Two years in the making, the Iranian Petroleum Contracts (IPC) sets an average contract duration for 20 years and replaces the buyback clause that decimated foreign interest with a more user-friendly fee-per-barrel.
As Wood Mackenzie analyst Homayoun Falakshahi explained, the buybacks left foreign investors with lacking returns. The new contract terms aren’t great, he told Rigzone, but, “Still, they are much better than before. It’s a big opening.”
While the country is inviting foreign oil investment at a level not seen since 1979, it’s still a mixed message Iran is sending. The country doesn’t have political parties; rather, stakeholders exist as various factions within the regime. Politically, it’s been a challenge to get the new concessions approved, and the current iteration of the IPCs is dramatically different from the first, experts have said.
But, Iran wants foreign investment for a number of reasons. From the outset, the country has significant infrastructure needs. That recognition comes largely from the return of current oil minister Bijan Zanganeh, who was initially responsible for opening Iran to foreign oil and gas investment in 1995. And Zanganeh is back in power with the election of Hassan Rouhani in 2013, who triggered the outreach for foreign investment in Iran’s oil fields. Iran is eager reclaim its position as a top OPEC producer, and to do so, the country needs outside technology and cash.

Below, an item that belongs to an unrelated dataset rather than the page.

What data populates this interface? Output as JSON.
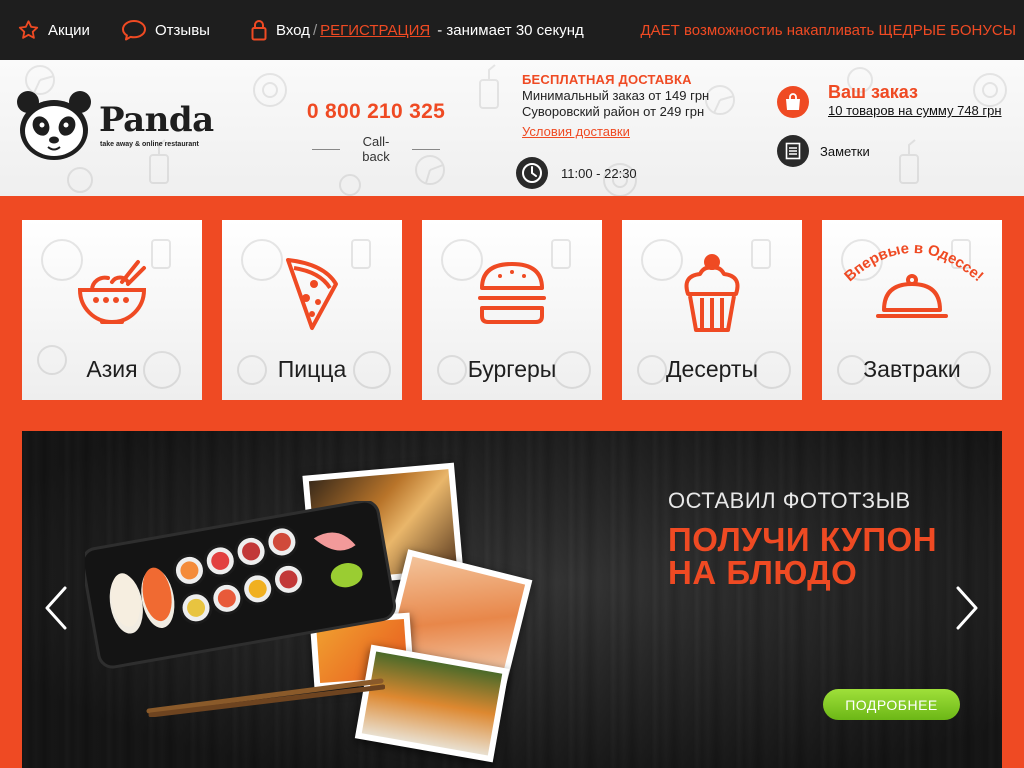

Zanganeh is more technocrat than politician, Falakshahi said, and he grasps the situation in Iran. The country needs investment and access to modern technology to enhance recovery from its aging oilfields.

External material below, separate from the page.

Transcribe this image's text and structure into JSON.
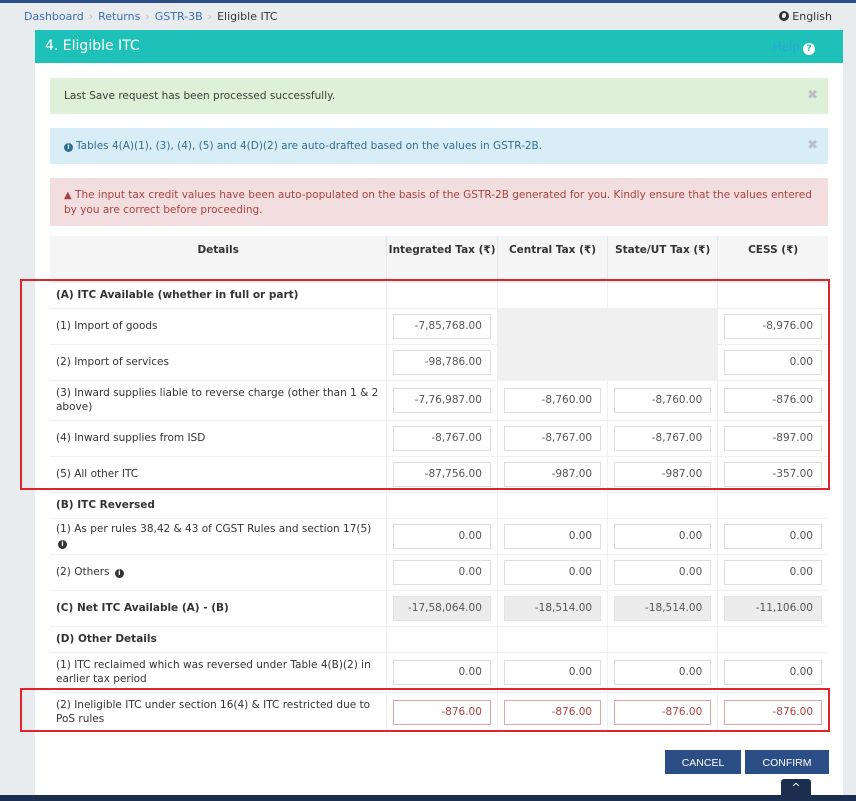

“To increase the crude oil production capacity, they need investors. In some cases, (foreign investment) is not even to increase production capacity, it’s to keep the production capacity steady. They need investors from the outside,” Falakshahi said.
Post-Sanction Iran
Released from economic sanctions that battered Iran’s crude production returns less than a year ago, the country is eager to ramp up its production to pre-sanction levels. In April, U.S. Energy Secretary Ernesto Moniz said the country was close.
Wood MacKenzie has estimated the sanctions cut Iran’s crude exports to 1.1 million barrels per day, which forced the national oil company to shut in its southern fields. And with the recent consensus OPEC deal capping crude production to help stabilize commodity prices, Iran has an exemption so it can realize and maintain its pre-sanction market share.
Of the 49 projects being offered to both local and foreign investors Oct. 21, 29 of them have 11 billion barrels of oil, according to analyst reports.
The overture to foreign companies is part of Iran’s efforts to re-establish a leadership position in the region and in global markets, said John J. Maresca, former U.S. Ambassador to the Organization for Security and Cooperation in Europe, an entity responsible for drafting agreements that effectively ended the Cold War, former vice president of Unocal and an independent advisor on energy-related issues.
“The country is gradually opening up to normal relations with the world community, and is welcoming tourism and investment as part of that evolution,” he told Rigzone.
While progress in that evolution will be protracted, it will happen, Maresca said.
“The fact is that the developing world has growing needs for energy, and there will always be efforts to meet such demands,” he said. “There are always some companies that are unwilling to go into risky areas, but there are also always companies that decide to invest, and that produces job opportunities. It is an area to watch.”